Instruction becomes focused on students and the examples that students create. Almost every learner receives both individual feedback and practice that hones his or her fundamental thesis-writing skills. Using this strategy, Holly accomplishes more in one class period than she did in several days using her former methods. Each collection of statements becomes part of a digital lesson archive, which students can refer to each time they need to write another thesis statement.
New Tools for Time-Tested Strategies
Teachers infuse technology into the classroom most successfully when they find new ways to enhance current practices, leveraging technology's ability to help them connect, collaborate, and enrich. Like using an electric screwdriver instead of a manual one, choosing the right tool enhances the most reliable methods. Recently, we asked colleagues to share their favorite tech tools and websites for classroom use. More than 250 responded. Figure 1 on p. 65 shows some of these resources, each matched with a classroom strategy.
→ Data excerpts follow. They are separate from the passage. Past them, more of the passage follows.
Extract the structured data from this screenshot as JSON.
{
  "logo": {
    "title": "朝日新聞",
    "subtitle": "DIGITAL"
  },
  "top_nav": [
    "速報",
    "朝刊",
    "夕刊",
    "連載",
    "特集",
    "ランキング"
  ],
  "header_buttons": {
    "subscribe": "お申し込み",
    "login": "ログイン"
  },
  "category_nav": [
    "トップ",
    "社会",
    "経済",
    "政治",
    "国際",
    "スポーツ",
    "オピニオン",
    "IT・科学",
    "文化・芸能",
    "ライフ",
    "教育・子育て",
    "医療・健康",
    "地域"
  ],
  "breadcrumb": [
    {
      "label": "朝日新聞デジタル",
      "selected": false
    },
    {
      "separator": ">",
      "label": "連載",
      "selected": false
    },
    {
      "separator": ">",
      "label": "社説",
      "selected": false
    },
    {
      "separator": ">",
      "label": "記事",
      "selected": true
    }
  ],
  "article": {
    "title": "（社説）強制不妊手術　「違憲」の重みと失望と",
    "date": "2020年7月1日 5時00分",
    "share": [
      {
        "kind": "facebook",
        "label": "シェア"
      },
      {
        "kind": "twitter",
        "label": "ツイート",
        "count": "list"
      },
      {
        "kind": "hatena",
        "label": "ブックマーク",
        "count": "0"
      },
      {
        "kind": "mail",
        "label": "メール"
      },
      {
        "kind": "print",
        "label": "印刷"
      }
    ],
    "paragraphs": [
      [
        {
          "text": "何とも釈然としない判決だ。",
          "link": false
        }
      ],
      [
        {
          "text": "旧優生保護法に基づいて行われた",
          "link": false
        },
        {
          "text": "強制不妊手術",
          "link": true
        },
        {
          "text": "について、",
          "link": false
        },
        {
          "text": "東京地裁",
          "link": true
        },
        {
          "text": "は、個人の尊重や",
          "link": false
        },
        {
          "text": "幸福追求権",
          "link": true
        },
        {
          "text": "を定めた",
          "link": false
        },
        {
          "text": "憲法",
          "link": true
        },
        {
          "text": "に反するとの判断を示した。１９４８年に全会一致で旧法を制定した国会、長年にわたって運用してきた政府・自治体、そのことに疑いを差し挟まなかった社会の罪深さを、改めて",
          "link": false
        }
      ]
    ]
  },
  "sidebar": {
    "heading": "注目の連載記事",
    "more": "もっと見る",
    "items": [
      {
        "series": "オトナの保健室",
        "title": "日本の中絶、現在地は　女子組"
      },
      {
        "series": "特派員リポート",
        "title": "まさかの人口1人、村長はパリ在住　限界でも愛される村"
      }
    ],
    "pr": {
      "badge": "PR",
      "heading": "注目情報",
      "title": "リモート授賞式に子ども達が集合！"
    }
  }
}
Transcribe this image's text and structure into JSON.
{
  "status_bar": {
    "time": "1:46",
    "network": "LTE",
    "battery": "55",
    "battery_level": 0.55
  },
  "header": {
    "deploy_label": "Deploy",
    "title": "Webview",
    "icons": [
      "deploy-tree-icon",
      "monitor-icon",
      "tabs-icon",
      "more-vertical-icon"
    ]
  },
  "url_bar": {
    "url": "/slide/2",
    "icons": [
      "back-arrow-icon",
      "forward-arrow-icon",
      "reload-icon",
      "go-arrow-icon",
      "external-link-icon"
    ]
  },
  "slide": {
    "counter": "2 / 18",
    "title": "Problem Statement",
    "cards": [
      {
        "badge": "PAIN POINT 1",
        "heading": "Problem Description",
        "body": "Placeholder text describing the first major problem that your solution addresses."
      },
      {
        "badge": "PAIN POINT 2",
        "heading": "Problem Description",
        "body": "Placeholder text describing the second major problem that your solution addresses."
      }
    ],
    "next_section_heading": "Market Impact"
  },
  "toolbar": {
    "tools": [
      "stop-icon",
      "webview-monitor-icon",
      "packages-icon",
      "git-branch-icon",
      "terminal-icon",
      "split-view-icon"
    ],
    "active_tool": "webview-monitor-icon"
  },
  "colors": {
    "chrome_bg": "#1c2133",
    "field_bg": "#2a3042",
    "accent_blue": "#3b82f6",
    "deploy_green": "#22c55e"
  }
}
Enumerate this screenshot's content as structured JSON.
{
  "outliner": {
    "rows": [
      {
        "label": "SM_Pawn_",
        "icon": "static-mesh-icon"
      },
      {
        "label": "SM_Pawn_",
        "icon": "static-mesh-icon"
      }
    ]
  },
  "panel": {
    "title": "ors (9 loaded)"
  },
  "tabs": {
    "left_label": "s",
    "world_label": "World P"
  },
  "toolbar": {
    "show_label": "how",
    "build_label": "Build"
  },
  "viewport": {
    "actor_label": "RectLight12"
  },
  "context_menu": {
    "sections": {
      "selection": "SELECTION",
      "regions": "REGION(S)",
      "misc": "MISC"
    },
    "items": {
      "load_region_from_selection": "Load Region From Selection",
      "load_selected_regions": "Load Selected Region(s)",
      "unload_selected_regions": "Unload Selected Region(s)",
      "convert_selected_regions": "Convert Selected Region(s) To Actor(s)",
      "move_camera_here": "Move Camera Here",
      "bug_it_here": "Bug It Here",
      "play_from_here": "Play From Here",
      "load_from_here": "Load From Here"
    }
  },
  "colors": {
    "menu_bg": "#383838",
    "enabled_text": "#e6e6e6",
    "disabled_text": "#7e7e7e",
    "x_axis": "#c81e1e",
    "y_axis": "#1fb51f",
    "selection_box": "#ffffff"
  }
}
FIGURE 1. Tech Tools Recommended by Teachers
Saving Time with Technology - table
If you have students do these activities: | Consider using the following tech tools: |
---|---|
Memorize facts | To help you or students create and share online Q&A sets or flashcards, use www.quizlet.com, www.studyboost.com, or www.studyblue.com |
Discuss texts or concepts you're working with in class | Let students share comments, feedback, and links in a protected space at www.wallwisher.com, www.todaysmeet.com, or www.voicethread.com |
Respond to a selected-response or open-ended question as a formative assessment, often as a warm-up or exit ticket | Have students answer a poll online and anonymously at www.polleverywhere.com or www.socrative.com |
Summarize using a word wall or word cloud | Create "word clouds" with any block of text at www.wordle.net or www.tagul.com |
Construct concept maps or outlines | Find templates for graphic organizers at www.mind42.com or use Smart Art in Microsoft Word |
Design a poster | Have students make online media posters with text, photos, videos, sound files, and more at www.edu.glogster.com |
Collaborate while writing or write in a shared journal | Let multiple users enter text in one document simultaneously at http://primarypad.com or http://docs.google.com |
Create a video lesson | Have students create and share screencasts and videotaped lessons using www.showme.com or www.educreations.com |
Create an online class newsletter | Learn to create and host a class website at www.weebly.com |
Read and annotate online texts and share annotations with others | Share online texts—and comments in the margins—with others at www.diigo.com |
Tried-and-true instructional practices might not free up the hours teachers need to get students to meet higher learning goals. We can't find the answer to the question, How do we achieve the level of rigorous learning the Common Core standards expect? by surfing the web on a cell phone. The answer to this "thinker" rests with our willingness to infuse technology into our professional practice.